What follows is a growing mumble, two voices starting polite, quiet, like when a lady buys stamps at the post office and gives the minimum amount of respect required to the teller. And as I’m fondling the rabbit foot and making sure my fly is zipped up and wondering if we woke Freckles, out he comes from the bedroom, wearing pajama bottoms and—oh, how funny—no shirt.
“What’s up?” he says, rubbing his eyes. Gosh, nobody back home is built like him, other than the varsity swim team. But he’s so much older than them, like some animated character: AdultBoyMan, with a high schooler’s fatless body and a kind adult’s face.
“I dunno,” I say, “I think Aunt Heidi’s having a fight with someone in the hallway.”
He kind of cocks his head back, processing the whole thing, his hair a mess, and yawns. “Why are you dressed?”
“I think to go to the bus station.”
“At four a.m.?” he says. He knows something’s up, like when Feather could tell we were going to have that one, famous Pittsburgh tornado, and kept knocking Mom’s Sleepless in Seattle commemorative plates off the wall with his tail. I still swear it wasn’t an accident, it was like Feather’s warning.
Now Freckles goes and peers through the crack in the door, and steps back, and looks at me, and then peers through again. “Oh, God,” he says, and then he jumps out of the way and the door flies open, unhinged.
And there she is.
“Nathan Evan Foster, wait outside.”
And Mom—Mom!—walks right up to me, stumbling over herself, simultaneously surveying Aunt Heidi’s tiny apartment. It’s an apartment I’ve already grown defensive of, loving the fact that, in only five hundred square feet (Freckles and I talked dimensions), there’s no chance a burglar is hiding in the attic, waiting to kill you.
Mom grabs me by my wrist, the rabbit foot flying away from me like some crazed infant squirrel, and she flings me across the room, the coffee table dancing behind us.
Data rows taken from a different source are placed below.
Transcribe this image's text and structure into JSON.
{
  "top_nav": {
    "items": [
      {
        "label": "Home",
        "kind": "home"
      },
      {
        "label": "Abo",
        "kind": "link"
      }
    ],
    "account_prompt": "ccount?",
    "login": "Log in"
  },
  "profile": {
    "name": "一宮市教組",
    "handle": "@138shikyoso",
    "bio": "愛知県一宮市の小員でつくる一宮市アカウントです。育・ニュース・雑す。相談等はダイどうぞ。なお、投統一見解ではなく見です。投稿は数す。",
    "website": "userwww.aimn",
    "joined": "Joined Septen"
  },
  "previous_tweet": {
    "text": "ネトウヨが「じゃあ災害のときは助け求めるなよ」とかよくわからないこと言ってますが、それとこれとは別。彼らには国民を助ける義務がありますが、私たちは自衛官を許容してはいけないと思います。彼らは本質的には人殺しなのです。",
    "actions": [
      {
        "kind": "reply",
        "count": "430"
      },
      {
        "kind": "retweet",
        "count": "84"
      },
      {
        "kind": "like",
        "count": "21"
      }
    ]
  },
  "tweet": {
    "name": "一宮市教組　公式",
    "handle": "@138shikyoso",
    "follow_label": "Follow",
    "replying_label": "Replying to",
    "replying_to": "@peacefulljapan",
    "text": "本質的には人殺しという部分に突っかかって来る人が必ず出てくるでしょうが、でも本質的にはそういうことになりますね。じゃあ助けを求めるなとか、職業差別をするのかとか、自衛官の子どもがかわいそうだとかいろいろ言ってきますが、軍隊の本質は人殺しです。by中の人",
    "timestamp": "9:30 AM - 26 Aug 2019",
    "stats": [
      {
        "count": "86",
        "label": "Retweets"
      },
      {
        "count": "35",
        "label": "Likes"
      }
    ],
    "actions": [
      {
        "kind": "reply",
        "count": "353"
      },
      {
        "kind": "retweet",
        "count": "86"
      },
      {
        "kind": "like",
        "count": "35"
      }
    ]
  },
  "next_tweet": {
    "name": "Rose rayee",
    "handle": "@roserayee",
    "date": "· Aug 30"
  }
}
She’s a wreck. And it’s almost completely my fault.
Also, she called me by my middle name, which I hate for you to hear.
“Get downstairs,” she says, “and wait in the Grand Caravan.
I’m—I’m serious.” Except imagine all of that more slurred. “How could you do this to us, Nathan?”
“I did it for me, Mom. Not to you.”
“We were terrified.”
“You don’t—you can’t know how bad it is in Jankburg. For someone like me. You don’t know the words they call me. It gets worse every da—”
“I’ve got some words for you. In the car. Now.”
I can feel Freckles holding his own breath.
“I hate you,” I say, rushing past Mom to the hallway. And when I think she’s going to call out after me, to remind me that “I’d have killed you if you’d gotten yourself killed,” she doesn’t. She says—so quiet I can barely make it out—“I’d have died if you’d gotten hurt.”
Aunt Heidi’s still outside the door, her face the color of a robin’s chest. Not red, like you might think, but bright amber like a Technicolor fire.
And as I zombie-walk to the elevator, she just touches my shoulder.
“You’re not going anywhere with her.”
Lobbies Are Just Lobbies: A Weak Metaphor
A minute later I’m in the lobby, and it’s really nothing special. It’s really just a basic plain lobby, and lemme tell you: If you think everything in New York is high class, like the inside of a yacht or something, it isn’t. Sometimes it’s just another hallway; sometimes it looks just like your junior high school.
Aunt Heidi’s lobby looks like the guidance counselor waiting area back home, a bulletin board here advertising exterminators instead of basketball tryouts; a garbage can overflowing with the New York Times instead of the General Thomas Junior High Gazette.
(Anthony used to write a sports column for the Gazette, when he went to my junior high, but as soon as he left for high school, they lost advertisers. Like, for real.)
Well, the whole thing upstairs is clear.
Just as soon as Mom heard from Heidi, she must have packed up a dusty bottle of booze, jumped in the minivan, and time-warped to New York. She’s a heck of a driver, Mom is, when motivated.
I guess her A train wasn’t running local this morning.